Les ministres européens des Affaires étrangères ont décidé ce 18 avril de suspendre leur aide au Gouvernement palestinien constitué par le Hamas. Les raisons invoquées ? Le gouvernement, nouvellement constitué suite aux élections démocratiques de - janvier 2006, n’a pas respecté les conditions européennes, à savoir la reconnaissance d’Israël, l’acceptation des accords d’Oslo et la renonciation à la violence.
La déclaration du Conseil européen a été ressentie comme une trahison et un abandon par la population palestinienne. Elle a par contre été saluée par le nouveau Premier ministre israélien, M. Olmert.
Dans le monde arabe, un même sentiment d’incompréhension a suivi la déclaration européenne de suspension et a conforté la défiance qui s’y était déjà exprimée en novembre 2005, lors du sommet du 10e anniversaire des accords euro-méditerranéens de Barcelone.

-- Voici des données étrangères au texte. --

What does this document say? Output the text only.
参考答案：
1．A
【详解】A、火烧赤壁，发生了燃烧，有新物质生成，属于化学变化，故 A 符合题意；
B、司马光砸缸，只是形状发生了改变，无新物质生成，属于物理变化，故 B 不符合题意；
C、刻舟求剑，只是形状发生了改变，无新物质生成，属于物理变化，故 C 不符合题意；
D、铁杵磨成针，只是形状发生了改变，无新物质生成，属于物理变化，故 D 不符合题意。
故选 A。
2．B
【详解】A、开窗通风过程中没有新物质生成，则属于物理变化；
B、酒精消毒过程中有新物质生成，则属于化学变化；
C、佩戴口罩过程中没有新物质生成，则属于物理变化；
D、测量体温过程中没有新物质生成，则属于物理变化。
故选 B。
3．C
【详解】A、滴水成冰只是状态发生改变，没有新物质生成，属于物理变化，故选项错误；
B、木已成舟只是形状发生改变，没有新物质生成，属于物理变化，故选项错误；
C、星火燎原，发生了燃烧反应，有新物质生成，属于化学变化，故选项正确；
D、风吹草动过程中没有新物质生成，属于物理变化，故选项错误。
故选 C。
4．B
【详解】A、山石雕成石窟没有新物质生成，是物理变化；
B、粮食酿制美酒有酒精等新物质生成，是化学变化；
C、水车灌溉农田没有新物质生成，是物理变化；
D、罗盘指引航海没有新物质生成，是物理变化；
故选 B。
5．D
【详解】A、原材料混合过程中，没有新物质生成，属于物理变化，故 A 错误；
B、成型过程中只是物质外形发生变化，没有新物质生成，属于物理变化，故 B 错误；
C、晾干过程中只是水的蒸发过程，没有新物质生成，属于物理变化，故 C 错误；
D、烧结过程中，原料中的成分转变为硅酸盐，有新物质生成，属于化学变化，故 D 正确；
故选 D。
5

En Europe enfin, cette décision n’est pas faite précisément pour favoriser la convivialité et la compréhension entre les communautés.
Or, Monsieur Marc Otte, Représentant spécial de l'Union européenne pour le Processus de Paix au Moyen-Orient, devait apprendre à une délégation de parlementaires belges, venue lui faire part de son incompréhension et de son inquiétude à ce propos, que la décision européenne de suspension de l’aide ne porte en fait que sur 12% du total de la contribution engagée au bénéfice de l’Autorité palestinienne pour l’année 2006.
Se pose alors la question du sens d’une déclaration publique aussi brutale. Qui a-t-on cherché à rassurer ? Les Etats-Unis qui pressaient l’Europe de les suivre sur la voie de l’isolement du Hamas ? Les Israéliens au lendemain de l’élection de M. Olmert ?
Les Européens ne se sont-ils pas trompés lourdement de décision - ou à tout le moins de communication de cette décision - et ont-ils réellement mesuré les effets négatifs de leur choix ?
En Palestine, ils donnent raison aux plus radicaux. Dans le monde arabe, ils apparaissent comme injustes, lâches et inconsistants. Sur le plan international, ils se sont officiellement alignés sur les USA.
Et même si leur décision de suspension ne porte que sur 12% du total de l’aide européenne, il n’en reste pas moins vrai qu’il s’agit d’une mesure politique visant à forcer le gouvernement Hamas à obtempérer aux injonctions de la communauté internationale.
Or, pour ce qui concerne la reconnaissance d’Israël, Mahmoud Zahar, Ministre des Affaires étrangères, a déclaré début avril que le gouvernement palestinien accepterait le tracé des frontières de 1967, ce que l’on appelle communément la Ligne verte. N’est-ce pas là une manière de reconnaître qu’au-delà de la Ligne verte, c’est un autre Etat, celui d’Israël ?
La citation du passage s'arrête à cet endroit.